Si cela continue comme cela, Londres deviendra-t-il un simple ghetto de riches? Mais qui va donc leur servir leur latte et leur vendre leur Cartier si personne ne peut habiter en ville? En tout cas les gens fortunés du monde entier ont de quoi faire, car le nombre de maisons de luxe ne faibli pas – Londres est l’endroit préféré des riches Russes, Émiratis et Chinois pour placer leur argent. Ils y achètent un palais (peut-être la maison la plus chère de Londres, à £300 millions) ou une belle maison à Kensington où ils s’empressent de construire un sous-sol de luxe avec gym et piscine, viennent quelques semaines par année pour faire du shopping, et puis s’en vont.

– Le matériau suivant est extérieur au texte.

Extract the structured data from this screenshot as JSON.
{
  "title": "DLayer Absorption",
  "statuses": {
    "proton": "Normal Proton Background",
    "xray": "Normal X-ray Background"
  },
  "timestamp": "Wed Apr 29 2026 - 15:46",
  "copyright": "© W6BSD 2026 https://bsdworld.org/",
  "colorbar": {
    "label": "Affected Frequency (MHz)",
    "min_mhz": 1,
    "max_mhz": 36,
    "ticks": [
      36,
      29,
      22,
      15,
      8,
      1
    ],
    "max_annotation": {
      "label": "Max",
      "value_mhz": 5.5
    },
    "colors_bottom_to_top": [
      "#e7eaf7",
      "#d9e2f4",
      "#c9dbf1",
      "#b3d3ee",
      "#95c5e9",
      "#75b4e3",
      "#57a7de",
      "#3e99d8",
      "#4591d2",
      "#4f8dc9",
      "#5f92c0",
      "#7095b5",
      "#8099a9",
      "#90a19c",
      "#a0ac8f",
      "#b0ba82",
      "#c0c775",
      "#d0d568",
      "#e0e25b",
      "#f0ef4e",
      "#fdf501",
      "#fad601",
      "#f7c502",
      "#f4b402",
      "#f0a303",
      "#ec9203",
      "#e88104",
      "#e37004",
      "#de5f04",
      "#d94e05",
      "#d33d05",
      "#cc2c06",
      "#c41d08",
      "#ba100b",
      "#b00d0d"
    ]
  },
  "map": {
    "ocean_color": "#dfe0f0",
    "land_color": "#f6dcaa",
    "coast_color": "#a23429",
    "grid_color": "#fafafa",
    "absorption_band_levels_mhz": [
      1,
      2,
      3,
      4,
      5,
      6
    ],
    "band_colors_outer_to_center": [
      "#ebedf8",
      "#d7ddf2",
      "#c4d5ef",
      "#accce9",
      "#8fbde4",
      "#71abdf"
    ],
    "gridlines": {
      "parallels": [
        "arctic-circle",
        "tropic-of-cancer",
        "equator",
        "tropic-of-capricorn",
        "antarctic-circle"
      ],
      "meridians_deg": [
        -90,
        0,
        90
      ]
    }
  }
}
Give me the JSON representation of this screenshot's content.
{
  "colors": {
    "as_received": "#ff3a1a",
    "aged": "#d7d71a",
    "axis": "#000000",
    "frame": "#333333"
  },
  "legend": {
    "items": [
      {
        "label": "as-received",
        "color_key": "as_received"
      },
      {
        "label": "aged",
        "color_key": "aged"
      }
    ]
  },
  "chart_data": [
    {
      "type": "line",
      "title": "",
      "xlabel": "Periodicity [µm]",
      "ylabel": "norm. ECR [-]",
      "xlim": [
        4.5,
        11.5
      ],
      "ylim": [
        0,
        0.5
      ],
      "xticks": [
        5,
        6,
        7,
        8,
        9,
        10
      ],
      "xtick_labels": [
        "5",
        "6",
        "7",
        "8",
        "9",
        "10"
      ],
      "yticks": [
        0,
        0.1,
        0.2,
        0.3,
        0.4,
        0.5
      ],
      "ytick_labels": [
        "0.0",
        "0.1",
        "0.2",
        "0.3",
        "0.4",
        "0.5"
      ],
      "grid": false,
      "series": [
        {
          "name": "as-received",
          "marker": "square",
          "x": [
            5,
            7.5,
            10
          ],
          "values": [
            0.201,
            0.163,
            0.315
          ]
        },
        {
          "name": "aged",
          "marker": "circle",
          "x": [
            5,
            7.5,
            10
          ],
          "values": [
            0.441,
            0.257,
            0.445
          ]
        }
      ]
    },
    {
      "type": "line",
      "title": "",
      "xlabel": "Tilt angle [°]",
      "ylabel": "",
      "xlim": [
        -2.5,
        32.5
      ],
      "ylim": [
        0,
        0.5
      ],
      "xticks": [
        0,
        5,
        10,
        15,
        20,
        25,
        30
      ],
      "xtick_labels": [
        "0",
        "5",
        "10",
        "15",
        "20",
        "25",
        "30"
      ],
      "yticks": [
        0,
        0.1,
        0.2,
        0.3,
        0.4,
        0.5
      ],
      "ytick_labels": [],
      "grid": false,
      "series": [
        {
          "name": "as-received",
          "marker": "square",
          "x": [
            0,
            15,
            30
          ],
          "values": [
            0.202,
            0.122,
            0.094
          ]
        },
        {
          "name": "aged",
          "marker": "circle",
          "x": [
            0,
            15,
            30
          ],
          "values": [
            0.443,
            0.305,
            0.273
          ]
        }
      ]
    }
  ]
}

Notez aussi que les riches qatari ne se contente pas d’acheter des maisons: ils sont aussi propriétaires du Shard, du Village Olympique, de la plupart de Canary Wharf, des appartements les plus luxueux de Londres, One Hyde Park; de Harrods, de 20% de la Bourse de Londres, et 20% de Camdem Market… Plus de 50% des immeubles de la City appartiennent à des compagnies étrangères. Les mêmes qui doivent prendre leur mal en patience en ces temps de crise, et même parfois arrêter la construction de tours puisque beaucoup d’immeubles de bureaux sont vides dans la City… Un comble non? des millions de mètre carrés inoccupés, et des millions de familles en quête de logements décents!